On Wed, Dec 30, 2020 at 7:56 AM Eric Traut <eric@traut.com> wrote:
The expression passed as the first argument should always take on the type indicated by the TypeGuard within the guarded block. In your example, `x` should take on the type `float` within the `if` statement.

The name of the type guard function in your example would more accurately be `is_nonzero_float` because that's what you're testing for. The expression `isinstance(x, float)` will always evaluate to false if you pass it an `int`. Perhaps you intended for the type guard function to test for both `float` and `int`?

def is_nonzero(x: object) -> TypeGuard[float]:
    return isinstance(x, (float, int)) and x != 0

Yup, that was a typo (float is a supertype of int in the type system but not at runtime, very annoying).

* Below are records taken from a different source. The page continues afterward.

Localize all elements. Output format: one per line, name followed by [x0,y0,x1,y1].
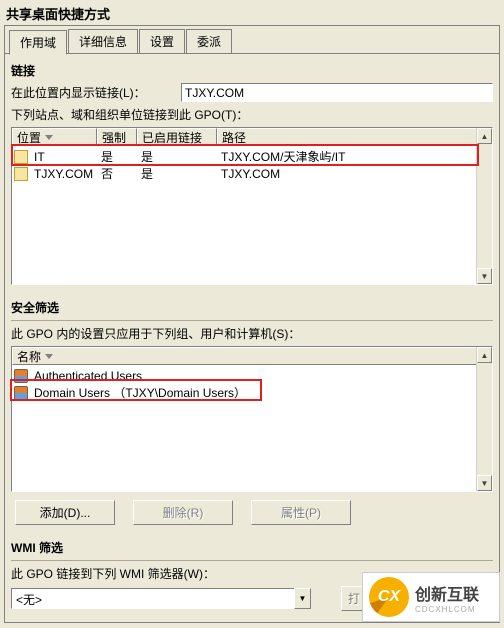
logo-text: 创新互联 [415,581,479,605]
show-links-input[interactable] [181,83,493,102]
logo-glyph: CX [369,577,409,617]
table-row[interactable]: TJXY.COM 否 是 TJXY.COM [12,165,492,182]
wmi-filter-select[interactable]: <无> ▼ [11,588,311,609]
ou-icon [14,167,28,181]
links-list[interactable]: 位置 强制 已启用链接 路径 IT 是 是 TJXY.COM/天津象屿/IT T… [11,127,493,285]
properties-button: 属性(P) [251,500,351,525]
cell-name: Domain Users （TJXY\Domain Users） [30,384,250,401]
cell-loc: IT [30,150,97,164]
group-icon [14,369,28,383]
cell-enabled: 是 [137,148,217,165]
links-heading: 链接 [11,62,493,79]
remove-button: 删除(R) [133,500,233,525]
col-location[interactable]: 位置 [12,128,97,146]
scroll-up-icon[interactable]: ▲ [477,128,492,144]
cell-loc: TJXY.COM [30,167,97,181]
col-path[interactable]: 路径 [217,128,492,146]
tab-details[interactable]: 详细信息 [68,29,138,53]
scroll-down-icon[interactable]: ▼ [477,268,492,284]
logo-subtext: CDCXHLCOM [415,605,479,614]
cell-enabled: 是 [137,165,217,182]
wmi-heading: WMI 筛选 [11,539,493,556]
security-heading: 安全筛选 [11,299,493,316]
window-title: 共享桌面快捷方式 [0,0,504,25]
show-links-label: 在此位置内显示链接(L)： [11,84,181,101]
tab-delegation[interactable]: 委派 [186,29,232,53]
tab-settings[interactable]: 设置 [139,29,185,53]
col-name[interactable]: 名称 [12,347,492,365]
col-enabled[interactable]: 已启用链接 [137,128,217,146]
cell-path: TJXY.COM/天津象屿/IT [217,148,492,165]
cell-force: 否 [97,165,137,182]
watermark-logo: CX 创新互联 CDCXHLCOM [362,572,500,622]
ou-icon [14,150,28,164]
scrollbar[interactable]: ▲ ▼ [476,128,492,284]
add-button[interactable]: 添加(D)... [15,500,115,525]
col-force[interactable]: 强制 [97,128,137,146]
cell-path: TJXY.COM [217,167,492,181]
links-list-header: 位置 强制 已启用链接 路径 [12,128,492,146]
security-desc: 此 GPO 内的设置只应用于下列组、用户和计算机(S)： [11,325,493,342]
list-item[interactable]: Domain Users （TJXY\Domain Users） [12,384,492,401]
scroll-down-icon[interactable]: ▼ [477,475,492,491]
group-icon [14,386,28,400]
tab-scope[interactable]: 作用域 [9,30,67,55]
scrollbar[interactable]: ▲ ▼ [476,347,492,491]
security-list[interactable]: 名称 Authenticated Users Domain Users （TJX… [11,346,493,492]
chevron-down-icon[interactable]: ▼ [294,588,311,609]
tab-strip: 作用域 详细信息 设置 委派 [5,26,499,54]
scroll-up-icon[interactable]: ▲ [477,347,492,363]
table-row[interactable]: IT 是 是 TJXY.COM/天津象屿/IT [12,148,492,165]
cell-force: 是 [97,148,137,165]
linked-sites-label: 下列站点、域和组织单位链接到此 GPO(T)： [11,106,248,123]
cell-name: Authenticated Users [30,369,146,383]
list-item[interactable]: Authenticated Users [12,367,492,384]
wmi-filter-value: <无> [11,588,294,609]
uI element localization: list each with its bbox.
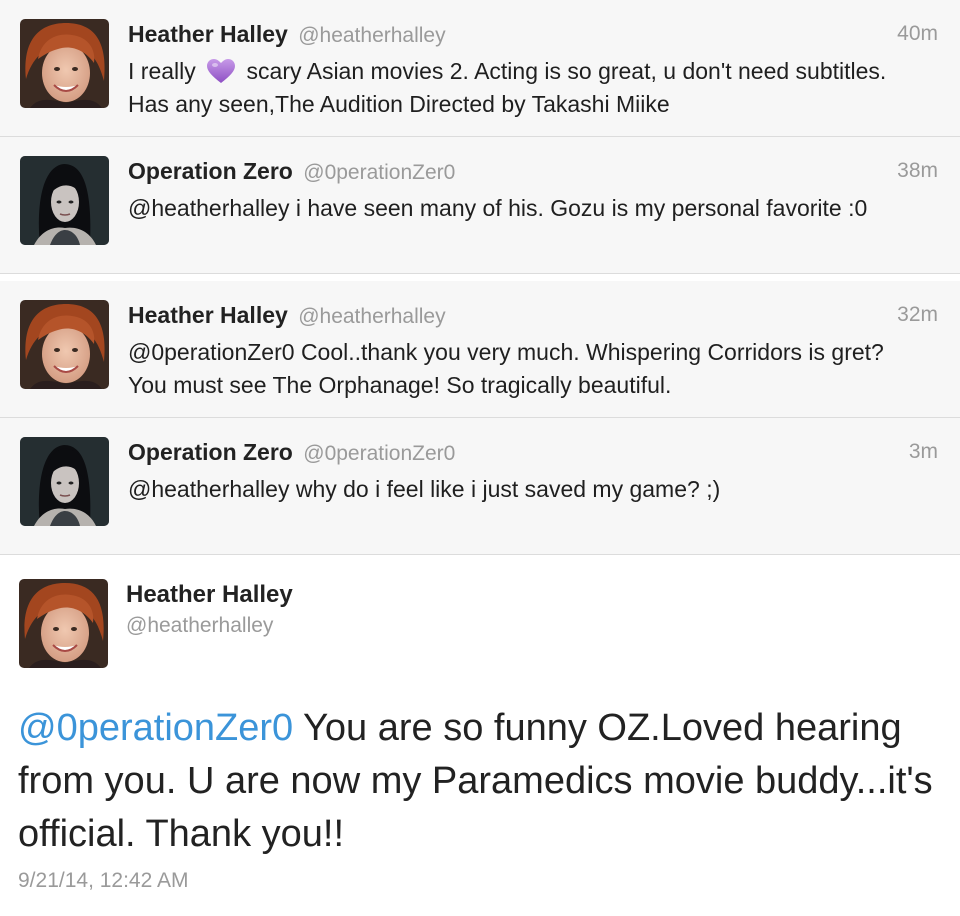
user-avatar-image: [20, 19, 109, 108]
tweet-detail: Heather Halley @heatherhalley @0peration…: [0, 556, 960, 916]
tweet-time: 32m: [897, 303, 938, 326]
tweet-timestamp: 9/21/14, 12:42 AM: [18, 869, 189, 892]
tweet-row[interactable]: Operation Zero @0perationZer0 3m @heathe…: [0, 418, 960, 555]
user-avatar-image: [20, 300, 109, 389]
tweet-text-part: I really: [128, 58, 196, 84]
tweet-text: @heatherhalley why do i feel like i just…: [128, 476, 721, 502]
user-avatar-image: [19, 579, 108, 668]
tweet-row[interactable]: Operation Zero @0perationZer0 38m @heath…: [0, 137, 960, 274]
purple-heart-icon: [206, 58, 236, 84]
avatar[interactable]: [20, 437, 109, 526]
tweet-time: 38m: [897, 159, 938, 182]
tweet-text: @0perationZer0 You are so funny OZ.Loved…: [18, 702, 938, 861]
tweet-time: 3m: [908, 440, 938, 463]
author-handle[interactable]: @0perationZer0: [303, 161, 455, 184]
tweet-text: I really scary Asian movies 2. Acting is…: [128, 55, 918, 121]
tweet-header: Heather Halley @heatherhalley: [128, 301, 446, 331]
tweet-time: 40m: [897, 22, 938, 45]
author-name[interactable]: Operation Zero: [128, 439, 293, 465]
author-handle[interactable]: @heatherhalley: [126, 612, 273, 640]
author-handle[interactable]: @heatherhalley: [298, 305, 445, 328]
avatar[interactable]: [20, 156, 109, 245]
tweet-row[interactable]: Heather Halley @heatherhalley 32m @0pera…: [0, 281, 960, 418]
author-name[interactable]: Heather Halley: [128, 21, 288, 47]
avatar[interactable]: [19, 579, 108, 668]
mention-link[interactable]: @0perationZer0: [18, 707, 293, 749]
avatar[interactable]: [20, 300, 109, 389]
tweet-text: @heatherhalley i have seen many of his. …: [128, 195, 868, 221]
author-name[interactable]: Heather Halley: [128, 302, 288, 328]
tweet-text: @0perationZer0 Cool..thank you very much…: [128, 339, 884, 398]
tweet-text-part: scary Asian movies 2. Acting is so great…: [128, 58, 887, 117]
tweet-header: Operation Zero @0perationZer0: [128, 157, 455, 187]
author-name[interactable]: Operation Zero: [128, 158, 293, 184]
tweet-row[interactable]: Heather Halley @heatherhalley 40m I real…: [0, 0, 960, 137]
author-name[interactable]: Heather Halley: [126, 580, 293, 610]
avatar[interactable]: [20, 19, 109, 108]
tweet-header: Operation Zero @0perationZer0: [128, 438, 455, 468]
author-handle[interactable]: @0perationZer0: [303, 442, 455, 465]
user-avatar-image: [20, 437, 109, 526]
tweet-header: Heather Halley @heatherhalley: [128, 20, 446, 50]
user-avatar-image: [20, 156, 109, 245]
author-handle[interactable]: @heatherhalley: [298, 24, 445, 47]
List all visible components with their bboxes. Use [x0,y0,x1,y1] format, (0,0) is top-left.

But suppose the return type was TypeGuard[[Union[int, float]] -- shouldn't it preserve that the input is already known to be an int? Otherwise I would have to write it using type variables, e.g.
T = TypeVar('T', bound=float)
def is_nonzero(x: Union[object, T]) -> TypeGuard[T]:
    return isinstance(x, (float, int)) and x != 0
which feels kind of ugly (and I don't know if it'll work).

I propose a new rule: if the type of the variable being tested is a subtype of the type deduced by the type guard, the guard has no effect and the variable keeps its original type. Otherwise, the variable assumes the type guard type (within the guarded scope).

At the very least I'd like the PEP to state explicitly that this is the case (rather than just by example), and explain in the rejected ideas why my proposal is inferior.

--Guido van Rossum (python.org/~guido)